L’11  febbraio ricorre  l’anniversario della morte  per suicidio di due poetesse  Sylvia Plath (1963) e Amelia Rosselli (1996). La Rosselli  amò e tradusse la Plath e su di lei scrisse diverse pagine critiche. La data del suicidio scelta della Rosselli è probabilmente un volontario omaggio alla Plath.

Sylvia Plath1

Sylvia Plath (Boston, 27 ottobre 1932 – Londra, 11 febbraio 1963) è stata una poetessa e scrittrice statunitense.
Conosciuta principalmente per le sue poesie, ha anche scritto il romanzo semi-autobiografico La campana di vetro (The Bell Jar) sotto lo pseudonimo di Victoria Lucas. La protagonista del libro, Esther Greenwood, è una brillante studentessa dello Smith College, che inizia a soffrire di psicosi durante un tirocinio presso un giornale di moda newyorkese. La trama ha un parallelo nella vita della Plath, che ha trascorso un periodo presso la rivista femminile Mademoiselle, successivamente al quale, in preda a un forte stato di depressione, ha tentato il suicidio.

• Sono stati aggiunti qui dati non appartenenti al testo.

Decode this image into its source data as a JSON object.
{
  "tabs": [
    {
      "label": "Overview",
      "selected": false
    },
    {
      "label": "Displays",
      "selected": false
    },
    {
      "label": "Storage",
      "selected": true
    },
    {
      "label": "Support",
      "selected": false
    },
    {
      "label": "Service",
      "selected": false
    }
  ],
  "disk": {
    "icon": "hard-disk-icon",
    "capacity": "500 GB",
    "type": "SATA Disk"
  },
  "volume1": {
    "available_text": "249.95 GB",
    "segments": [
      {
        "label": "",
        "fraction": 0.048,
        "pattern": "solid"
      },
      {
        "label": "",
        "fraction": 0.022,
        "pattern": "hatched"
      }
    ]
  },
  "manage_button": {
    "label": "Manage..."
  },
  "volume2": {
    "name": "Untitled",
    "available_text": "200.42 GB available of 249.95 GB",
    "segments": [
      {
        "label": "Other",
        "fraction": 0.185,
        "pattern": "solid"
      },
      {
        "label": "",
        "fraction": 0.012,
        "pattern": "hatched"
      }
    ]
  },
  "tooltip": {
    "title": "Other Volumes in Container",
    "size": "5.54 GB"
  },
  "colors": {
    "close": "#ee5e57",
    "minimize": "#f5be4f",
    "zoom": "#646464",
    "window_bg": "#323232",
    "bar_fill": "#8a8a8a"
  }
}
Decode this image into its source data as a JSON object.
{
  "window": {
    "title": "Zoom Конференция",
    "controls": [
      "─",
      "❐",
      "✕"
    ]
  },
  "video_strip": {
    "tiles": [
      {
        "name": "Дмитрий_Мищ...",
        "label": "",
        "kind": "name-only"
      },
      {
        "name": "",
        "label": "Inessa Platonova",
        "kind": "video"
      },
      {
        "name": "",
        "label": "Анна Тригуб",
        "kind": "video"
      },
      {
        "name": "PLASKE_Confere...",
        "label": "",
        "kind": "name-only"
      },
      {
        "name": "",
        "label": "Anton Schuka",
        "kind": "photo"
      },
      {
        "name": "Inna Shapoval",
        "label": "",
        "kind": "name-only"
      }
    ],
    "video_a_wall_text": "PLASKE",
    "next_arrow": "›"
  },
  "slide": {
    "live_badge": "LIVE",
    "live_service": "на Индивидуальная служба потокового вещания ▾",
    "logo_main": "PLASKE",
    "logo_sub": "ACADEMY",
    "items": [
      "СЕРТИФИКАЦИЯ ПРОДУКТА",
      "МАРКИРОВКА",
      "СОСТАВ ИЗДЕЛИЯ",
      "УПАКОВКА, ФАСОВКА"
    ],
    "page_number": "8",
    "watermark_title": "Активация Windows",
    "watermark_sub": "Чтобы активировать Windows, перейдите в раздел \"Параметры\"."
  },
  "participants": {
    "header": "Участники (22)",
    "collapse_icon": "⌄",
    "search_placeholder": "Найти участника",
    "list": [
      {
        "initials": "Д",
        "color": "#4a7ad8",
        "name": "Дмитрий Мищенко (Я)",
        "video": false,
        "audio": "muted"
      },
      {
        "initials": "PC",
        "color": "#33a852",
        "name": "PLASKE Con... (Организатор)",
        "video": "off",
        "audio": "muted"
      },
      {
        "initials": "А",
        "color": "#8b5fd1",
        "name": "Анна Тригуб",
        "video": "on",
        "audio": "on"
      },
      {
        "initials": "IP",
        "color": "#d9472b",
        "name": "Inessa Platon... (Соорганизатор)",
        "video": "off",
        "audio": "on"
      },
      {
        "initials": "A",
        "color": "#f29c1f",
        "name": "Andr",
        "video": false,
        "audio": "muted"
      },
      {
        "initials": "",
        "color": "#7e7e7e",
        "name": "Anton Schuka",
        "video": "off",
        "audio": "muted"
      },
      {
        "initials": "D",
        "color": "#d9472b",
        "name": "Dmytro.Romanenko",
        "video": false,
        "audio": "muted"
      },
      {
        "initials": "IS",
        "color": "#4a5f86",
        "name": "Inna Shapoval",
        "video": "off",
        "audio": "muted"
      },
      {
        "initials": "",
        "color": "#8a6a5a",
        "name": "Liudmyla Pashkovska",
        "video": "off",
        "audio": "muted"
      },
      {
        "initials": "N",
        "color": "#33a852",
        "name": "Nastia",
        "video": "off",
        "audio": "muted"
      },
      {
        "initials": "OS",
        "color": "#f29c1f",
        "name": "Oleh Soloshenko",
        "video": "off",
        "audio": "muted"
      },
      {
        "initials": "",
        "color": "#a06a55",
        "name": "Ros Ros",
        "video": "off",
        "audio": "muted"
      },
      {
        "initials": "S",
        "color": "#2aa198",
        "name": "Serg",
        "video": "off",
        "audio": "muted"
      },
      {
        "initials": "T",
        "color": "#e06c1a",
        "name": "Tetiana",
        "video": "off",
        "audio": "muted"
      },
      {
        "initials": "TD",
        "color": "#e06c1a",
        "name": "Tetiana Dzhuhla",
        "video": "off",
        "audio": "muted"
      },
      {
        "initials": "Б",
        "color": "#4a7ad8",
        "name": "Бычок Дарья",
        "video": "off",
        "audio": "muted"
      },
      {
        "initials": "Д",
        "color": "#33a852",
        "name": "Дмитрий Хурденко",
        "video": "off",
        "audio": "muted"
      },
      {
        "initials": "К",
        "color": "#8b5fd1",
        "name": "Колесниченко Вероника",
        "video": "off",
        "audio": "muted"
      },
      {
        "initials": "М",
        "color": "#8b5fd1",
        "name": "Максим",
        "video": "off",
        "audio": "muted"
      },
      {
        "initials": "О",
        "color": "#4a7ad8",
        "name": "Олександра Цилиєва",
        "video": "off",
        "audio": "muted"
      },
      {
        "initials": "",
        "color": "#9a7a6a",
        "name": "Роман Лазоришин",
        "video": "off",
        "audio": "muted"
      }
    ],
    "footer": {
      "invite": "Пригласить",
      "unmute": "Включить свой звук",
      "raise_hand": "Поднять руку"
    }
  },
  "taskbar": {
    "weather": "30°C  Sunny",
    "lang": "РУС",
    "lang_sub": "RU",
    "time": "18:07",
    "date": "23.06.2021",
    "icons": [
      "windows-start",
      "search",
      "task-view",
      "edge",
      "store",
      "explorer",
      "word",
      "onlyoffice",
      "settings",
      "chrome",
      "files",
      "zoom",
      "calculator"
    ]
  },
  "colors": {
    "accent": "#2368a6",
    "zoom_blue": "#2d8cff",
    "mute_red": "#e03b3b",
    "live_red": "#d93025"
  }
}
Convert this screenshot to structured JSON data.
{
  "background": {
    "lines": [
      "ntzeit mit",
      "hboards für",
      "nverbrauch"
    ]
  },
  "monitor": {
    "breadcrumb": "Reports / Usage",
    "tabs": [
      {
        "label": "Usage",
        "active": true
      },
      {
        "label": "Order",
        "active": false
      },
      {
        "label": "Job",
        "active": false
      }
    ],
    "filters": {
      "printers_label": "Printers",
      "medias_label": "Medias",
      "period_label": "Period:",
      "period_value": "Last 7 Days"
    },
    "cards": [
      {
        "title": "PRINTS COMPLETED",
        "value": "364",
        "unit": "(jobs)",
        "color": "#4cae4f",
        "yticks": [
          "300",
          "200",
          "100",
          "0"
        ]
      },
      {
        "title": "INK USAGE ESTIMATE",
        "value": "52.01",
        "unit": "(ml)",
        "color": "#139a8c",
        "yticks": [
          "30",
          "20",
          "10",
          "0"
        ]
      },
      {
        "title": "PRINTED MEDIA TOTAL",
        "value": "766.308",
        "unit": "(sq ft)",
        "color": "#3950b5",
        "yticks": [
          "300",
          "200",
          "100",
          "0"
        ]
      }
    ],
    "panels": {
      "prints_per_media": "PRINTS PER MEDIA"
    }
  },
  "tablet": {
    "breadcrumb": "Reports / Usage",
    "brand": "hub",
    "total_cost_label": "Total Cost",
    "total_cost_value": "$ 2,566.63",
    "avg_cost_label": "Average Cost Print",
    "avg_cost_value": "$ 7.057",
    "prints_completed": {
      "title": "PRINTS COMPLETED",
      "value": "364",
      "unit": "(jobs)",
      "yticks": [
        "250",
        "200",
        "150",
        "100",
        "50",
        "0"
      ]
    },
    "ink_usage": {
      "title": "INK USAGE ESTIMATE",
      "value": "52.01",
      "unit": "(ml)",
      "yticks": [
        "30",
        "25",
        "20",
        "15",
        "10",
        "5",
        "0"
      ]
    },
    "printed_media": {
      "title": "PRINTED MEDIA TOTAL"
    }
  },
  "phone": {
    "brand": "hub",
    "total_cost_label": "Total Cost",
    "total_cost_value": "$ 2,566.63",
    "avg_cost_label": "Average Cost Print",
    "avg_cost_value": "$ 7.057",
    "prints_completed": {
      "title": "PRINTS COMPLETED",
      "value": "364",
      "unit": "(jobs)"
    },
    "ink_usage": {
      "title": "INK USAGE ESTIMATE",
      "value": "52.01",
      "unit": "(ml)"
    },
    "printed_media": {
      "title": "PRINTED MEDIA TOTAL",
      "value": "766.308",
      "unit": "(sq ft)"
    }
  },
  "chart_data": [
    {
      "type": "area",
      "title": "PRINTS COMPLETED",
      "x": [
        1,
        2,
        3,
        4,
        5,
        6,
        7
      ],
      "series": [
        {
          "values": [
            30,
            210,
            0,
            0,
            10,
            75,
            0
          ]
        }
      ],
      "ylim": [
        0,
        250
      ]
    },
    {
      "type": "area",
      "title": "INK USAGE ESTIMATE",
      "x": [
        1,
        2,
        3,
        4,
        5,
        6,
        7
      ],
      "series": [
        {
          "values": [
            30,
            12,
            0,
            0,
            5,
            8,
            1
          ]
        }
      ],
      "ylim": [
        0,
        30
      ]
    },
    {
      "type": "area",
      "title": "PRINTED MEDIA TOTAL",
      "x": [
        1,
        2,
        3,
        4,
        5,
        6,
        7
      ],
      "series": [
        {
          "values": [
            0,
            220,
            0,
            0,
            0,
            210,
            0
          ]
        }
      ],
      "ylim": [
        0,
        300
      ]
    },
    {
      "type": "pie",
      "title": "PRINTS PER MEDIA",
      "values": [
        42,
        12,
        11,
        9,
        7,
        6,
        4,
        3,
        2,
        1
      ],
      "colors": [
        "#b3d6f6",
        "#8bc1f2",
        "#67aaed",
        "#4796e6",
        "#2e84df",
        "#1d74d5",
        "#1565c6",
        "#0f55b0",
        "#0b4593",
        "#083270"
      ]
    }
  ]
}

Autrice anche di vari racconti e di un unico dramma teatrale a tre voci, per lunghi periodi della sua vita ha tenuto un diario, di cui sono state pubblicate le numerose parti sopravvissute. Parti del diario sono invece state distrutte dall’ex-marito, il poeta laureato inglese Ted Hughes, da cui ebbe due figli, Frieda Rebecca e Nicholas. Morì suicida all’età di trent’anni (era passato solo un mese dalla pubblicazione del suo romanzo) : sigillò porte e finestre ed inserì la testa nel forno a gas, non prima di aver scritto l’ultima poesia intitolata “Orlo” ed aver preparato pane e burro e due tazze di latte da lasciare sul comodino nella camera dei bambini.
Nel 1982, Sylvia Plath divenne la prima poetessa che vinse il Premio Pulitzer dopo la propria morte (per The Collected Poems).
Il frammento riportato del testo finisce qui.